Od ok. godz. W 1950 roku na rynkach światowych sprzedawano i dystrybuowano prawie wyłącznie jeden, specjalny rodzaj banana. Zastąpił on odmianę bananów „Gros Michel” (ang. „Big Mike”) po tym, jak przestało być opłacalne ze względu na rozprzestrzenianie się na całym świecie grzybicy „Żółtej Sikatogi” i „Choroby Panamskiej”. Odmiana, o której mowa, to banan Cavendish. W przeciwieństwie do „Gros Michel”, banan Cavendish był bardziej odporny na wyżej wymienione choroby. Ponadto, pomimo cieńszej, a przez to bardziej wrażliwej skorupy, ze względu na mniejszą wysokość wzrostu, oferował korzyści w postaci gęstszej tolerancji roślin i większej odporności na burze. W rzeczywistości banan to jagoda, a chociaż jej byliny wyglądają jak drzewa, jest jedną z największych roślin zielnych na świecie.

zawartość

  • Pochodzenie i nazwa
  • Zagrożenie dla banana Cavendish
  • Reprodukcja gatunku

Pochodzenie i nazwa

Nazwa odmiany bananów pochodzi od Williama Cavendisha, szóstego księcia Devonshire, zwanego również „kawalerskim księciem”. Urodzony 21 maja 1790 w Paryżu, zmarł 18 stycznia 1858 w Hardwich Hall w Derbyshire. Imiennik pochodził z jednej z najbogatszych angielskich rodzin i około 1830 r. zasadził pierwsze banany w Europie w swojej ogromnej szklarni „Great Conservatory”.

Zagrożenie dla banana Cavendish

Dziś banan Cavendish pochodzi z nowego szczepu grzyba (Mycosphaerella fijiensis) o nazwie „Black Sikatoga” lub „Ziarno czarnego liścia” samo w sobie jest zagrożone. Uważa się, że w ciągu najbliższych 10 lat zniknie z rynków światowych. Banan jest po jabłku najpopularniejszym owocem wśród Niemców i najpopularniejszym owocem eksportowym na świecie. Ogromny rynek, z wolumenem obrotu wynoszącym prawie 7 miliardów euro, jest zasadniczo podzielony między zaledwie trzy firmy: Chiquita, Dole i Del Monte.

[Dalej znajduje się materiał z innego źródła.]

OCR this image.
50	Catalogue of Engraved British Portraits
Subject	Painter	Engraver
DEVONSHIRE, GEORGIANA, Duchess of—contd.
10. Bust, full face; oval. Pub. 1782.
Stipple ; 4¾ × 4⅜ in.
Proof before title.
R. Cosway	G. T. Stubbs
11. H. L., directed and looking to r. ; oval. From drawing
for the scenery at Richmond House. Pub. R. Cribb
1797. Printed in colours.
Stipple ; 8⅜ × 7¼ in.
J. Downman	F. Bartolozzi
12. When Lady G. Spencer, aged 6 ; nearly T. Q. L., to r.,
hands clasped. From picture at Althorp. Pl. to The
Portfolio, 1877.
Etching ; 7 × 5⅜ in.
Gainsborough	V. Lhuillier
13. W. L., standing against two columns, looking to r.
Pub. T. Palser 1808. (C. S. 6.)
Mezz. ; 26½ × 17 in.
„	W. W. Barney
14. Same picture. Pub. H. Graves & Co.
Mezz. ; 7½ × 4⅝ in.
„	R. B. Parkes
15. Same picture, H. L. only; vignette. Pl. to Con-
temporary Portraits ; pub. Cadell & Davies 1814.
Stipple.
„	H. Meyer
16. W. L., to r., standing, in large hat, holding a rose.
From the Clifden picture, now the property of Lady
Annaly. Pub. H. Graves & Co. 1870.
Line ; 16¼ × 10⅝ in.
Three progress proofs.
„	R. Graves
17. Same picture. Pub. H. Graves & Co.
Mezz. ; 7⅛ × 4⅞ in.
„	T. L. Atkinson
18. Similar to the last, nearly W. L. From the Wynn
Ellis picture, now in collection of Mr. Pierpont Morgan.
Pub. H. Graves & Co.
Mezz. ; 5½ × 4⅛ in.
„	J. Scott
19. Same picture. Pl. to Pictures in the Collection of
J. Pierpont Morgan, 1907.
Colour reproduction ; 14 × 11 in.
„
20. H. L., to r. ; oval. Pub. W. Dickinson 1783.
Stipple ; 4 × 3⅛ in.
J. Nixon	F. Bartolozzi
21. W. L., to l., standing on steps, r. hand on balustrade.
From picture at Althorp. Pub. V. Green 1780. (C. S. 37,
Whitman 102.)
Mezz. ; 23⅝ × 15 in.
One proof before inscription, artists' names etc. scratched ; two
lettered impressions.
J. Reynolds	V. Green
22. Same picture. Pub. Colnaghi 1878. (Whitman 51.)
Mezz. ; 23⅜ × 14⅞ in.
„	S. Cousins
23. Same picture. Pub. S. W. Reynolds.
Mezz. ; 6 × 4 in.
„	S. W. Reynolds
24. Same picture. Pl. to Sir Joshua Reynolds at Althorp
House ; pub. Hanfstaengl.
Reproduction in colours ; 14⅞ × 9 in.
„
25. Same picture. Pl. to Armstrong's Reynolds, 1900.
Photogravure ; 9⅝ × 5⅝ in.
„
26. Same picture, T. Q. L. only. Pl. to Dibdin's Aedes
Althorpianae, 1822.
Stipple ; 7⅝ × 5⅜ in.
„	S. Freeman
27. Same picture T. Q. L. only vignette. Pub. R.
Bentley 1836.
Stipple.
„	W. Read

Oczywiście groźba utraty tego rynku nie pozostawia tych firm obojętnym.

Czarny grzyb Sigatoka
Choroba grzybicza Black Sigatoka zagraża całej plantacji [Zdjęcie: AePAR / Shutterstock.com]

Reprodukcja gatunku

Ponieważ bananowce Cavendish nie mogą być rozmnażane przez formowanie nasion, a jedynie „bezpłciowo” wegetatywnie przez sadzonki, roślina nie może rozwinąć żadnej odporności na szkodniki. Wymagałoby to genetycznych mutacji rozmnażania płciowego, tj. poprzez nasiona. Firmy starają się przeciwdziałać temu zagrożeniu poprzez rygorystyczne kwarantanny, aby nie zarazić jeszcze większej liczby roślin. Jednak wprowadzenie na rynek nowego rodzaju banana wymaga więcej właściwości niż wysoki poziom odporności na szkodniki. Powinna więc mieć również dobry smak, być w stanie wytrzymać bezszkodowy transport na duże odległości i mieć kontrolowaną przemysłowo proces dojrzewania. Próby poradzenia sobie z atakiem grzybów pestycydami w dużej mierze zakończyły się niepowodzeniem. Podejmowane są zatem próby opracowania nowej, odpornej odmiany bananów za pomocą inżynierii genetycznej. Być może również z pomocą dzikich bananowców lub lokalnie ograniczonych form uprawnych z Indii lub Azji Południowo-Wschodniej.